Tableau Research is the industrial research team here at Tableau. Our job is to explore the road ahead for the rest of the development team and make recommendations for future work.
When Tableau released the DATEPARSE feature to parse dates, we found that 15% of the user-authored date format strings that were extracted from Tableau Public were invalid. The research team decided to focus on this problem given that date formats are complex and occur in a myriad of forms. The challenge is to develop algorithms for detecting such patterns and further determine how accurate the algorithms are. Tableau Research consists of a diverse set of research scientists focused on the same goal of helping people see and understand data, yet from different perspectives ranging from color theory, storytelling, statistics, HCI to natural language processing. The work on DATEPARSE was reflective of that diversity by approaching the same problem of better parsing of dates, yet from different points of view: one focusing on pattern recognition while the other using natural language grammar rules. These complementary approaches helped cross-validate the other algorithm to assess its precision and accuracy.
Often research exploration is written up as academic papers, but not every paper that the research group produces ends up being published. This can be for a number of reasons, but it isn't usually because the work is uninteresting. To deal with this problem, we have started a technical note system on the Tableau Research website and are happy to announce that the first note has been published: "Does Anybody Really Know What Time It Is: Automating the Extraction of Date Scalars" by Richard Wesley, Vidya Setlur, and Dan Cory. The work described was shipped as Automatic DATEPARSE for Tableau 10.2 in 2017. We will describe this work informally here, but please read the paper for more details.

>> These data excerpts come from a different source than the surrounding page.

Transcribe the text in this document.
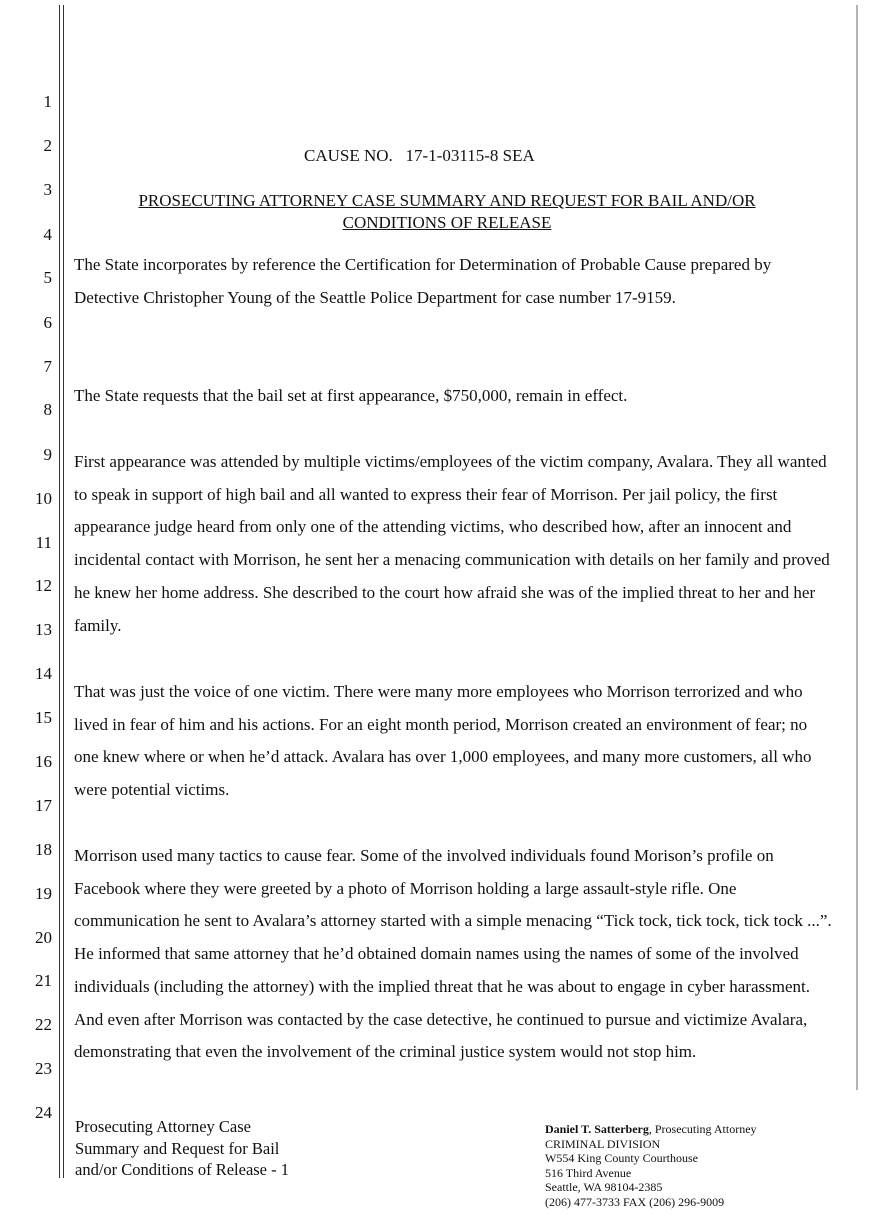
1
2
3
4
5
6
7
8
9
10
11
12
13
14
15
16
17
18
19
20
21
22
23
24
CAUSE NO.   17-1-03115-8 SEA
PROSECUTING ATTORNEY CASE SUMMARY AND REQUEST FOR BAIL AND/OR
CONDITIONS OF RELEASE

The State incorporates by reference the Certification for Determination of Probable Cause prepared by Detective Christopher Young of the Seattle Police Department for case number 17-9159.

The State requests that the bail set at first appearance, $750,000, remain in effect.

First appearance was attended by multiple victims/employees of the victim company, Avalara. They all wanted to speak in support of high bail and all wanted to express their fear of Morrison. Per jail policy, the first appearance judge heard from only one of the attending victims, who described how, after an innocent and incidental contact with Morrison, he sent her a menacing communication with details on her family and proved he knew her home address. She described to the court how afraid she was of the implied threat to her and her family.

That was just the voice of one victim. There were many more employees who Morrison terrorized and who lived in fear of him and his actions. For an eight month period, Morrison created an environment of fear; no one knew where or when he’d attack. Avalara has over 1,000 employees, and many more customers, all who were potential victims.

Morrison used many tactics to cause fear. Some of the involved individuals found Morison’s profile on Facebook where they were greeted by a photo of Morrison holding a large assault-style rifle. One communication he sent to Avalara’s attorney started with a simple menacing “Tick tock, tick tock, tick tock ...”. He informed that same attorney that he’d obtained domain names using the names of some of the involved individuals (including the attorney) with the implied threat that he was about to engage in cyber harassment. And even after Morrison was contacted by the case detective, he continued to pursue and victimize Avalara, demonstrating that even the involvement of the criminal justice system would not stop him.

Prosecuting Attorney Case
Summary and Request for Bail
and/or Conditions of Release - 1
Daniel T. Satterberg, Prosecuting Attorney
CRIMINAL DIVISION
W554 King County Courthouse
516 Third Avenue
Seattle, WA 98104-2385
(206) 477-3733 FAX (206) 296-9009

One of the most common data preparation operations that users perform in Tableau is converting strings to dates. For many years, the only tool users had was various string functions, which lead to complex error-prone formulas. To help users with this problem, we introduced the DATEPARSE function to our calculation language. This used a single formatting syntax for all databases and enabled users to write simple expressions to convert strings to dates.
This was great in theory, but after a few months in the wild, we decided to check on how it was working for our users. We found that when we looked at their attempts on Tableau Public, users had a 15% syntax error rate. Even that figure assumes that the valid syntaxes are actually correct, which is hardly guaranteed.
The trouble is that users rarely need this functionality and are essentially relearning a complex mini-language every time they need to use it for a small problem. And it’s not just casual users either. We implemented our syntax and do a lot of research on time analytics, yet we had to relearn a lot of it every time we needed it! Why should our users have to be masters of a system that we ourselves are far from automatic at deploying?
A tale of two techniques
|EEE MMM dd HH:mm:ss zzz yyyy||Fri Apr 01 02:09:27 EDT 2011|
|dd-MMM-yy hh.mm.ss.SSSSS a||01-OCT-13 01.09.00.000000 PM|
|MM ''yyyy||01 '2013|
|MM/dd/yyyy - HH:mm||04/09/2014 - 23:47|